Michigan football hiring longtime Utah coach to lead Wolverines
Michigan has finalized a deal to hire Utah coach Kyle Whittingham to be its next head football coach, a person with knowledge of the situation confirmed to the Detroit Free Press. The person told the Free Press on condition of anonymity because the hiring is not official.
The school’s deal with Whittingham, 66, will be for five years, according to a report from ESPN and confirmed by the Free Press.
The caps a relatively quick search that began after former coach Sherrone Moore was fired with cause earlier this month.
After 21 years leading Utah, Whittingham announced Dec. 12 he was stepping down as Utes coach after the Dec. 31 Las Vegas Bowl.

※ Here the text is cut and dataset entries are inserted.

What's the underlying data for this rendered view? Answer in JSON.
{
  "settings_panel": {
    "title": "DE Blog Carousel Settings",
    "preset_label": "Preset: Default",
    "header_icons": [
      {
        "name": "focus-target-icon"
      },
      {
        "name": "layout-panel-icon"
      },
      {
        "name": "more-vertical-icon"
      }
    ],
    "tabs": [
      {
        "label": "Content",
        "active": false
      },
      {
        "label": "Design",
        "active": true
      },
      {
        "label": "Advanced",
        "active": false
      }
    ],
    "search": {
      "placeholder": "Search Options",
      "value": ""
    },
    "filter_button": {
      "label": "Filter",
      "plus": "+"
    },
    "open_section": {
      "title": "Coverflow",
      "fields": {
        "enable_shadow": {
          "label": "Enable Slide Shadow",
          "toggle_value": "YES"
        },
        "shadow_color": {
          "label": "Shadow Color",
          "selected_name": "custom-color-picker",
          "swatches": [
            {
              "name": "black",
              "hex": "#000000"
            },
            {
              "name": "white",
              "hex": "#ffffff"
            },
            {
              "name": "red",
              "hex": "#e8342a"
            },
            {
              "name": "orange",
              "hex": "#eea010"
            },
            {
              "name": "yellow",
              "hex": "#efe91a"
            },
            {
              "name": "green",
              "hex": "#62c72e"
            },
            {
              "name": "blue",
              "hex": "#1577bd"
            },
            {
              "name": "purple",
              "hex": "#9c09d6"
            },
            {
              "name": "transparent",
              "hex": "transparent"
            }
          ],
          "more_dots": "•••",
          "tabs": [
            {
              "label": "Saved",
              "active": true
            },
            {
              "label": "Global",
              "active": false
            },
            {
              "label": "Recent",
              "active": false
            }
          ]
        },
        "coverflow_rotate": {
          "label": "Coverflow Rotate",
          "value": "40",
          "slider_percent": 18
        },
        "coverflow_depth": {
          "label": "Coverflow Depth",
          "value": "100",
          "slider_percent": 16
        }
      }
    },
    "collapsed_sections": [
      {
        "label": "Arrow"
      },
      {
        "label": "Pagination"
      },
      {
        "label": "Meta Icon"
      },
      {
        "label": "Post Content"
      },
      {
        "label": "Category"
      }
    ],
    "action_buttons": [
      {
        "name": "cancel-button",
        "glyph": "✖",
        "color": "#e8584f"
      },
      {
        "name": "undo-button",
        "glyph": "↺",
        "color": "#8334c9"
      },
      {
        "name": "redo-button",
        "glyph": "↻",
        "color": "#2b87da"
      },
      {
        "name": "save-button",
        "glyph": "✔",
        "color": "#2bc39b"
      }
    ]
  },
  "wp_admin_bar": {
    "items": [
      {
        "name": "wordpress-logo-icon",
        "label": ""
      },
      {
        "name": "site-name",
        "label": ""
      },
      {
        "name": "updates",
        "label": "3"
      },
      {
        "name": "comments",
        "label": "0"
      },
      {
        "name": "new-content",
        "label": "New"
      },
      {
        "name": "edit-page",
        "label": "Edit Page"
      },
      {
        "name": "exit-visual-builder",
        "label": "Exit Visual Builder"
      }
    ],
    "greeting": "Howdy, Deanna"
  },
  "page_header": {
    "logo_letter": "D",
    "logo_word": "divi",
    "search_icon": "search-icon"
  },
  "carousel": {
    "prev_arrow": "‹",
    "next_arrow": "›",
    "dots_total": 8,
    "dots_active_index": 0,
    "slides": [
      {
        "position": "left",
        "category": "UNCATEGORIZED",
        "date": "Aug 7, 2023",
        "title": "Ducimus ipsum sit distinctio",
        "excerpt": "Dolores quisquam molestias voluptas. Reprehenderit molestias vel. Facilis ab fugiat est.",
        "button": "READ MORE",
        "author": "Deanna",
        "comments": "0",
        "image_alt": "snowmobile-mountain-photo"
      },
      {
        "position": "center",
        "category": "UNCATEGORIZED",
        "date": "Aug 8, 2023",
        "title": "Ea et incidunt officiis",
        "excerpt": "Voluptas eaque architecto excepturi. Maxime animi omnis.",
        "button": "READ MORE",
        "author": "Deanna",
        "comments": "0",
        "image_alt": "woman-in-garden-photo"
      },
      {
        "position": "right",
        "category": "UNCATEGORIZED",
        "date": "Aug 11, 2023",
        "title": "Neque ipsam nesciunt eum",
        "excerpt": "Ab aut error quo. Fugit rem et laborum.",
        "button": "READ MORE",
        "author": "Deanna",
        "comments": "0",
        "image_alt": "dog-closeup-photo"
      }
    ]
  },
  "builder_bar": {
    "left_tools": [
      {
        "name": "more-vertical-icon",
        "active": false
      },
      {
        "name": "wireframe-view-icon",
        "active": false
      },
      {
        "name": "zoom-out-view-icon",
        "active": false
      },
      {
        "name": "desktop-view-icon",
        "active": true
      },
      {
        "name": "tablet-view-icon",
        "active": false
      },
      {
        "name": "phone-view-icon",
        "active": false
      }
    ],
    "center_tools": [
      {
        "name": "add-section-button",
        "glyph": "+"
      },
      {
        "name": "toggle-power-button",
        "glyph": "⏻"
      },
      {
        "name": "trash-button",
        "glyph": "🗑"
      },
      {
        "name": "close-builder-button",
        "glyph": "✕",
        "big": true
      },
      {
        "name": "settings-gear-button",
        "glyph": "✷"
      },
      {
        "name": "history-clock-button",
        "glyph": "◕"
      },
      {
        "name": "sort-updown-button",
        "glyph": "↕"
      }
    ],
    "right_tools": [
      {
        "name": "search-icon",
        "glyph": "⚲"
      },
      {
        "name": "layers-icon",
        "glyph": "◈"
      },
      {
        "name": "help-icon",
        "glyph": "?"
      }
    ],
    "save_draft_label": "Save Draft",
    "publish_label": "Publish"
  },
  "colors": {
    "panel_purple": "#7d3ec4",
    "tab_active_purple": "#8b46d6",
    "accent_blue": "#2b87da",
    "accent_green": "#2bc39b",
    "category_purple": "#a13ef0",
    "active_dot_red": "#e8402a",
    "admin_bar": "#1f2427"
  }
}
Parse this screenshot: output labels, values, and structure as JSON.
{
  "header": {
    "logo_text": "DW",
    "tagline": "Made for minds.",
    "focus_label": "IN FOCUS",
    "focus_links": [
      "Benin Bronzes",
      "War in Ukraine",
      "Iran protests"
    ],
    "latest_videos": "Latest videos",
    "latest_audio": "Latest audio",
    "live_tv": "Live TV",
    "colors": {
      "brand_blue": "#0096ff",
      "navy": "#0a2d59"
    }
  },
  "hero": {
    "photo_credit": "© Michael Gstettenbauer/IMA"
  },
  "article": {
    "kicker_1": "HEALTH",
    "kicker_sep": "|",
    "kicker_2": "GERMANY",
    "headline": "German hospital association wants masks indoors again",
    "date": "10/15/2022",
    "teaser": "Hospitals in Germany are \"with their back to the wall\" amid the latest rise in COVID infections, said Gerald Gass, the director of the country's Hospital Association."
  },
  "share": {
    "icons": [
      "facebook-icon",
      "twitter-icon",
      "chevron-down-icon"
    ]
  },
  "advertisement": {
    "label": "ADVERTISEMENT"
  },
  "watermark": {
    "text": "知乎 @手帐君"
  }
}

He has gone 177-88 in his two decades in Salt Lake City after taking over the job after Urban Meyer left for Florida. A Brigham Young grad, Whittingham has spent his entire career coaching out West beyond the Continental Divide but would be a capable pair of hands to guide the Michigan program out of this mess.
Whittingham projects as a safe, transitional choice who’d keep the floor respectable at Michigan, while acknowledging the ceiling would stop short of the Big Ten’s top floor.
Whittingham led the Utes in three different conferences (Mountain West, Pac-12 and Big 12) and proved to be a consistent winner. He won the Mountain West once (2008) and the Pac-12 twice (2021 and 2022)
He last coached somewhere other than Utah in 1993, when he was Idaho State’s defensive coordinator. His place in Utah history is secure, but his bruised record against ranked opponents raises question whether he’d achieve at the level Michigan craves.
Whittingham represents a notable break from the school’s traditional football hires.
Since Bo Schembechler retired in 1990, five of the seven Michigan head coach have had previous ties to the program, including a former player in Jim Harbaugh and former assistant coaches such as Gary Moeller, Lloyd Carr, Brady Hoke and Moore.
The only other exterior hire during this span was Rich Rodriguez, who went 15-22 from 2008-10.
Harbaugh won on the field, including a national championship in 2023, but the end of his tenure was also marred by two NCAA investigations that led to him being suspended twice, receiving two show-cause penalties that run through 2038 and the school being sanctioned with a $30 million fine.
Moore was also suspended twice during his time at Michigan. A one-game suspension for his role in recruiting violations was served when he was an assistant in 2023. Moore was also implicated in the school’s signing-sealing operation. He served two of a three-game suspension in 2025 and was due to miss the team’s opener in 2026 before his firing. He also received a two-year show-cause penalty.
Michigan announced Moore’s firing Dec. 10 after it said the coach engaged in an inappropriate relationship with a staff member.